A seleção dos narradores de audiolivros tem que ser criteriosa, porque cada publicação requer um tipo de voz e de narração. “Há livros que pedem algo mais formal; outros, mais solto. Há histórias que ficam melhor com uma voz feminina ou mais madura.
“O texto que o narrador lê é exatamente o que está no livro; não há nenhuma adaptação. Por isso, tudo o que causa estranheza no leitor não pode entrar. Daí a importância do revisor. O leitor tem que mergulhar na história; não pode parar e ficar pensando no narrador”, comenta a gerente de produção. Ela afirma que a palavra-chave, quando se trata de audiolivro, é credibilidade. “Independentemente de ser ficção ou não, o narrador deve incorporar o autor, suas ideias. Nada pode soar fake.”

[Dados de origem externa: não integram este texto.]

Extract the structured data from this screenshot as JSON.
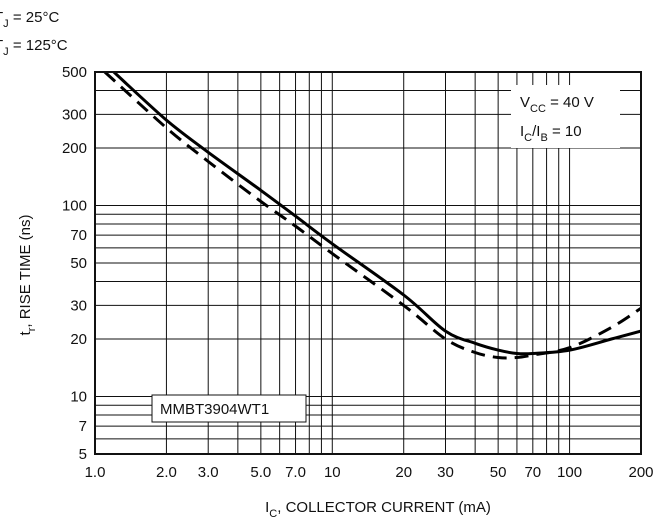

CURSO Foi por perceber um mercado em expansão que Marta Esteves e o dublador, locutor, professor e narrador de audiolivros Flávio Carpes criaram em junho passado um curso para qualificar profissionais de audiolivros. Em outubro, eles promoverão outra edição do curso, que é ministrado em dois sábados, com 16 horas no total.
Diferentemente do que fazem muitos de seus colegas, Flávio não costuma ler os livros antes de entrar em estúdio. Ele diz que sua decisão não se deve apenas à falta de tempo – há obras com até mil páginas, além dos livros em série –, mas tem a ver com a vontade de não estragar a surpresa. “Sei que há essas recomendações de ler antes, mas acho que tem um encantamento quando você entra em contato com o livro pela primeira vez e é isso que tento passar ao leitor. Tem sido uma experiência maravilhosa fazer parte disso. Livro é algo fantástico. A gente sempre aprende. O grande lance é fazer dessa profissão não apenas um ganha-pão, mas um prazer para a gente e, principalmente, para quem está ouvindo.”

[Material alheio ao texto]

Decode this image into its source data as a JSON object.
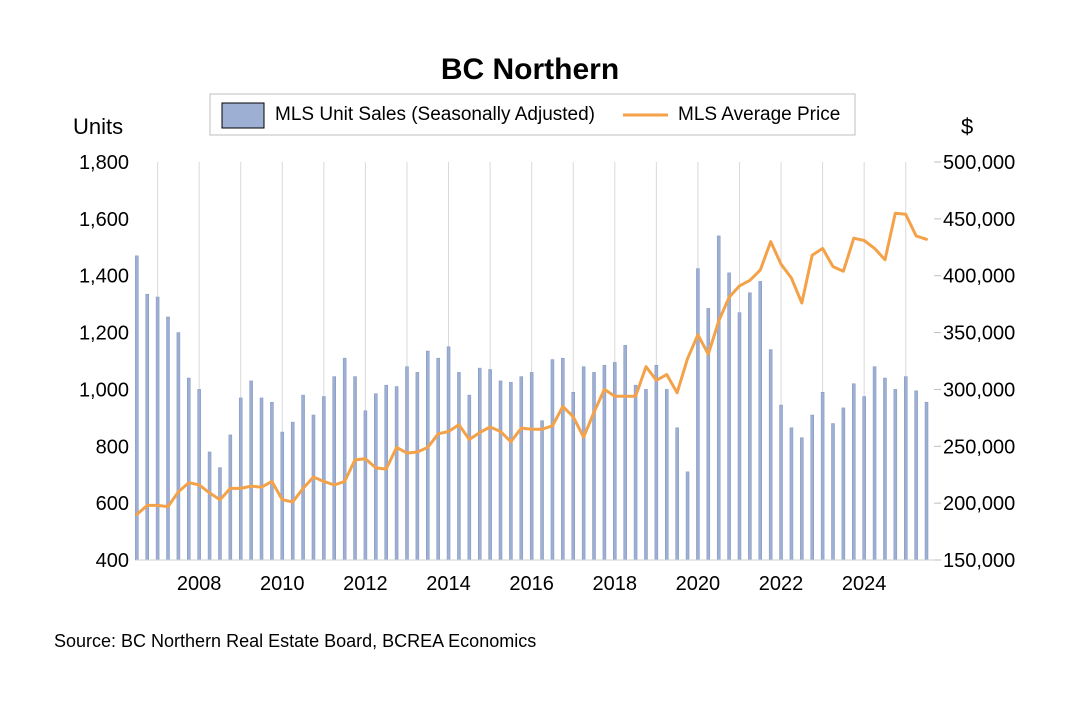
{
  "chart_data": {
    "type": "bar",
    "title": "BC Northern",
    "left_axis_label": "Units",
    "right_axis_label": "$",
    "source": "Source:  BC Northern Real Estate Board, BCREA Economics",
    "colors": {
      "bars": "#9DAFD3",
      "bar_edge": "#7F93BE",
      "line": "#F4A24A",
      "grid": "#D9D9D9"
    },
    "left_axis": {
      "min": 400,
      "max": 1800,
      "ticks": [
        "400",
        "600",
        "800",
        "1,000",
        "1,200",
        "1,400",
        "1,600",
        "1,800"
      ]
    },
    "right_axis": {
      "min": 150000,
      "max": 500000,
      "ticks": [
        "150,000",
        "200,000",
        "250,000",
        "300,000",
        "350,000",
        "400,000",
        "450,000",
        "500,000"
      ]
    },
    "x_axis": {
      "start": "2006 Q3",
      "end": "2025 Q3",
      "tick_labels": [
        "2008",
        "2010",
        "2012",
        "2014",
        "2016",
        "2018",
        "2020",
        "2022",
        "2024"
      ],
      "grid_years": [
        "2007",
        "2008",
        "2009",
        "2010",
        "2011",
        "2012",
        "2013",
        "2014",
        "2015",
        "2016",
        "2017",
        "2018",
        "2019",
        "2020",
        "2021",
        "2022",
        "2023",
        "2024",
        "2025"
      ]
    },
    "grid": true,
    "legend": {
      "position": "top",
      "items": [
        {
          "label": "MLS Unit Sales (Seasonally Adjusted)",
          "type": "bar"
        },
        {
          "label": "MLS Average Price",
          "type": "line"
        }
      ]
    },
    "series": [
      {
        "name": "MLS Unit Sales (Seasonally Adjusted)",
        "type": "bar",
        "axis": "left",
        "periods": [
          "2006 Q3",
          "2006 Q4",
          "2007 Q1",
          "2007 Q2",
          "2007 Q3",
          "2007 Q4",
          "2008 Q1",
          "2008 Q2",
          "2008 Q3",
          "2008 Q4",
          "2009 Q1",
          "2009 Q2",
          "2009 Q3",
          "2009 Q4",
          "2010 Q1",
          "2010 Q2",
          "2010 Q3",
          "2010 Q4",
          "2011 Q1",
          "2011 Q2",
          "2011 Q3",
          "2011 Q4",
          "2012 Q1",
          "2012 Q2",
          "2012 Q3",
          "2012 Q4",
          "2013 Q1",
          "2013 Q2",
          "2013 Q3",
          "2013 Q4",
          "2014 Q1",
          "2014 Q2",
          "2014 Q3",
          "2014 Q4",
          "2015 Q1",
          "2015 Q2",
          "2015 Q3",
          "2015 Q4",
          "2016 Q1",
          "2016 Q2",
          "2016 Q3",
          "2016 Q4",
          "2017 Q1",
          "2017 Q2",
          "2017 Q3",
          "2017 Q4",
          "2018 Q1",
          "2018 Q2",
          "2018 Q3",
          "2018 Q4",
          "2019 Q1",
          "2019 Q2",
          "2019 Q3",
          "2019 Q4",
          "2020 Q1",
          "2020 Q2",
          "2020 Q3",
          "2020 Q4",
          "2021 Q1",
          "2021 Q2",
          "2021 Q3",
          "2021 Q4",
          "2022 Q1",
          "2022 Q2",
          "2022 Q3",
          "2022 Q4",
          "2023 Q1",
          "2023 Q2",
          "2023 Q3",
          "2023 Q4",
          "2024 Q1",
          "2024 Q2",
          "2024 Q3",
          "2024 Q4",
          "2025 Q1",
          "2025 Q2",
          "2025 Q3"
        ],
        "values": [
          1470,
          1335,
          1325,
          1255,
          1200,
          1040,
          1000,
          780,
          725,
          840,
          970,
          1030,
          970,
          955,
          850,
          885,
          980,
          910,
          975,
          1045,
          1110,
          1045,
          925,
          985,
          1015,
          1010,
          1080,
          1060,
          1135,
          1110,
          1150,
          1060,
          980,
          1075,
          1070,
          1030,
          1025,
          1045,
          1060,
          890,
          1105,
          1110,
          990,
          1080,
          1060,
          1085,
          1095,
          1155,
          1015,
          1000,
          1085,
          1000,
          865,
          710,
          1425,
          1285,
          1540,
          1410,
          1270,
          1340,
          1380,
          1140,
          945,
          865,
          830,
          910,
          990,
          880,
          935,
          1020,
          975,
          1080,
          1040,
          1000,
          1045,
          995,
          955
        ]
      },
      {
        "name": "MLS Average Price",
        "type": "line",
        "axis": "right",
        "periods": [
          "2006 Q3",
          "2006 Q4",
          "2007 Q1",
          "2007 Q2",
          "2007 Q3",
          "2007 Q4",
          "2008 Q1",
          "2008 Q2",
          "2008 Q3",
          "2008 Q4",
          "2009 Q1",
          "2009 Q2",
          "2009 Q3",
          "2009 Q4",
          "2010 Q1",
          "2010 Q2",
          "2010 Q3",
          "2010 Q4",
          "2011 Q1",
          "2011 Q2",
          "2011 Q3",
          "2011 Q4",
          "2012 Q1",
          "2012 Q2",
          "2012 Q3",
          "2012 Q4",
          "2013 Q1",
          "2013 Q2",
          "2013 Q3",
          "2013 Q4",
          "2014 Q1",
          "2014 Q2",
          "2014 Q3",
          "2014 Q4",
          "2015 Q1",
          "2015 Q2",
          "2015 Q3",
          "2015 Q4",
          "2016 Q1",
          "2016 Q2",
          "2016 Q3",
          "2016 Q4",
          "2017 Q1",
          "2017 Q2",
          "2017 Q3",
          "2017 Q4",
          "2018 Q1",
          "2018 Q2",
          "2018 Q3",
          "2018 Q4",
          "2019 Q1",
          "2019 Q2",
          "2019 Q3",
          "2019 Q4",
          "2020 Q1",
          "2020 Q2",
          "2020 Q3",
          "2020 Q4",
          "2021 Q1",
          "2021 Q2",
          "2021 Q3",
          "2021 Q4",
          "2022 Q1",
          "2022 Q2",
          "2022 Q3",
          "2022 Q4",
          "2023 Q1",
          "2023 Q2",
          "2023 Q3",
          "2023 Q4",
          "2024 Q1",
          "2024 Q2",
          "2024 Q3",
          "2024 Q4",
          "2025 Q1",
          "2025 Q2",
          "2025 Q3"
        ],
        "values": [
          190000,
          198000,
          198000,
          197000,
          210000,
          218000,
          216000,
          209000,
          203000,
          213000,
          213000,
          215000,
          214000,
          219000,
          203000,
          201000,
          213000,
          223000,
          219000,
          216000,
          219000,
          238000,
          239000,
          231000,
          230000,
          249000,
          244000,
          245000,
          249000,
          261000,
          263000,
          269000,
          256000,
          262000,
          267000,
          263000,
          254000,
          266000,
          265000,
          265000,
          268000,
          285000,
          276000,
          258000,
          280000,
          300000,
          294000,
          294000,
          294000,
          320000,
          308000,
          313000,
          297000,
          327000,
          348000,
          331000,
          360000,
          381000,
          391000,
          396000,
          405000,
          430000,
          410000,
          398000,
          376000,
          418000,
          424000,
          408000,
          404000,
          433000,
          431000,
          424000,
          414000,
          455000,
          454000,
          435000,
          432000
        ]
      }
    ]
  }
}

Paulo Betti também enfatiza o aspecto do aprendizado relacionado a essa atividade. “A história do Brasil é tão rica e surpreendente.
NICHO CRISTÃO
Desde 1965 no mercado editorial, a Mundo Cristão decidiu embarcar nos audiolivros há aproximadamente um ano. Já são 20 títulos que abordam questões religiosas, espiritualidade e até obras clássicas de domínio público. “Percebemos que não dava para ser apenas uma publicadora de livros de papel. Tínhamos de ser uma provedora de conteúdo também no mundo digital, com os e-books, e no áudio”, afirma Renato Fleischer, diretor da Mundo Cristão Fleischer prevê “um longo futuro” para os audiolivros, por sua praticidade. “Mais do que atingir um público com alguma deficiência visual, ele tem conquistado todo tipo de pessoa. Quem está no trânsito, quem não tem muito tempo de ler, alguém que está em viagem. Muita gente já está preferindo o audiolivro.” O principal narrador da editora é Eduardo Costa Mendonça, mais conhecido como Duda Baguera. Ele trabalha com a voz há quase 30 anos e começou a ter experiência com audiolivro quando morava nos Estados Unidos, num momento em que a tendência não havia aportado no Brasil. “A voz é um universo gigante e cada uma das áreas – dublagem, locução, narração – tem suas especificidades”, aponta. “No caso do audiolivro, você precisa ser a voz na cabeça do leitor, mas, ao mesmo tempo, não aparecer.” Dada a carência de cursos na área, Duda diz que esse é um ofício que se aprende na prática. “Quanto mais você faz, mais você se especializa”, aponta o narrador, que enxerga no audiolivro outro benefício além da ampliação do mercado aos profissionais da voz. “Num país como o nosso, que não tem tanto interesse pela leitura, ouvir o livro pode ser um caminho para formar leitores.”